The insurance industry came out strongly against a measure that would require them to disclose claims, payouts and rates, telling lawmakers a plan to increase regulation of their industry would drive up costs and force some companies to stop selling insurance.
Steve Rubin, spokesman for COPIC Insurance, the state’s largest medical malpractice company that covers four of every five Colorado doctors, said Colorado regulators have done a good job keeping costs for customers down. He said his company would be unable to meet some of the proposed regulations because the information is not available, including the amount of money insurance companies spend on settling malpractice cases.
“We don’t know how much the attorneys get,” he told the House Business Affairs Committee, which delayed action on the measure (House Bill 1330) so it could gather more information.
House Speaker Andrew Romanoff, D-Denver, said his constituents are paying more for insurance and he wants to know why. Supporters of the measure said the state has imposed significant limits on damage claims and consumers should be getting the benefit.
Romanoff said insurance companies have told him the reporting requirements are redundant because they already provide the information, burdensome because they don’t have the information and dangerous because the requirements would force them to disclose competitive secrets.
“I want to give the opponents time to settle on a single story here,” Romanoff said.
The bill would apply to all property and casualty insurance, excluding life and health insurance.

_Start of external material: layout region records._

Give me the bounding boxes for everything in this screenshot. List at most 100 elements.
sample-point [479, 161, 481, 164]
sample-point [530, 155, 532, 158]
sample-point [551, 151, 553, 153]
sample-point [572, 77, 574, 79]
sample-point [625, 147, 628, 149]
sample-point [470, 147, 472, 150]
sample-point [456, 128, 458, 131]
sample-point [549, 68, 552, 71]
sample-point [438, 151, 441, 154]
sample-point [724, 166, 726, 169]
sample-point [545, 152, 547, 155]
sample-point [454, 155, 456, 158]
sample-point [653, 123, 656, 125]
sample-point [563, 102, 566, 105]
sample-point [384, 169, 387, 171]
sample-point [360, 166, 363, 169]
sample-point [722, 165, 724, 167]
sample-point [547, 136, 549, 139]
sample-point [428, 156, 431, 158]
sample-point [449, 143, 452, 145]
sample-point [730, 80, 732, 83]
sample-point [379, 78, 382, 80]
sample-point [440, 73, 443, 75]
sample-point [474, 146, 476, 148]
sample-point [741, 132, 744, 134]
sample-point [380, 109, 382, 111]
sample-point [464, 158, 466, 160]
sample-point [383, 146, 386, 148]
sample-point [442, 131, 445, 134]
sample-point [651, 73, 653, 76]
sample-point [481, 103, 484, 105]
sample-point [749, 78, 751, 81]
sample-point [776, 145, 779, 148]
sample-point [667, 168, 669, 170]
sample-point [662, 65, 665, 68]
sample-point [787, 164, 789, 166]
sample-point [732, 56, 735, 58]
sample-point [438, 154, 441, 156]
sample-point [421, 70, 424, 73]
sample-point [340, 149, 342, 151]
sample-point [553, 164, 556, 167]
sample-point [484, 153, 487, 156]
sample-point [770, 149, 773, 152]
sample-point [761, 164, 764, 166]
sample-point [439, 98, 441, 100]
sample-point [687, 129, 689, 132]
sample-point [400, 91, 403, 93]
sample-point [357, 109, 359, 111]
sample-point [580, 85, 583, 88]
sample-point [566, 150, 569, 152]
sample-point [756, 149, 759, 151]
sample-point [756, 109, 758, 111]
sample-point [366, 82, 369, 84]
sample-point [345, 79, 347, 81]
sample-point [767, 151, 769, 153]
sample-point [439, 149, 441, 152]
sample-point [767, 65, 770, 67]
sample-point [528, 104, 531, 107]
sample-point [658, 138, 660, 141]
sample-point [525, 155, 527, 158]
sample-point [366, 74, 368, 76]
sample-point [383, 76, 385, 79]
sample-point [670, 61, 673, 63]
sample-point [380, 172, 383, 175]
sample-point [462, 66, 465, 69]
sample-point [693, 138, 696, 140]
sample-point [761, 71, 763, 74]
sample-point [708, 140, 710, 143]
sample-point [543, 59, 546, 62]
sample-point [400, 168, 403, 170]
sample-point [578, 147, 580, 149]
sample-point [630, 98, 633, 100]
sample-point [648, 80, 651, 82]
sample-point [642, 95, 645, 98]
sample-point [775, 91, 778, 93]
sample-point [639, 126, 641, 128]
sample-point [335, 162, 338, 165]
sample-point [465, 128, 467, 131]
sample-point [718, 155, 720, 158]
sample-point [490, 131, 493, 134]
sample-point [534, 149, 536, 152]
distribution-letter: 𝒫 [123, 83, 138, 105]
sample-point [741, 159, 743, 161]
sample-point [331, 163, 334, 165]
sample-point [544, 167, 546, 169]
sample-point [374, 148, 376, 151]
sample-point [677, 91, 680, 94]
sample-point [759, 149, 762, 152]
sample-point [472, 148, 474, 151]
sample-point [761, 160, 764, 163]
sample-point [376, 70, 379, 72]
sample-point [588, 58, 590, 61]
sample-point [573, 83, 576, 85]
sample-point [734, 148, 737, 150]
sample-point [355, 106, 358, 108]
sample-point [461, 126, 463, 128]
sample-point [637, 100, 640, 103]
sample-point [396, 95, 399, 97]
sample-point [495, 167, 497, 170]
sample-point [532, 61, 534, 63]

Romanoff said there is no way of knowing if insurance companies are raking in big profits because they are not required to report that information to the state insurance commissioner. Under Colorado law, information used to set rates is based on future projected claims, which lawmakers said have been inflated.
According to the National Association of Insurance Commissioners, Colorado consumers paid an estimated $1.2 billion in premiums in 1980 and insurance companies paid out an estimated $793 million. In 2004, consumers paid an estimated $8.8 billion in premiums and companies paid out $5.2 billion in claims.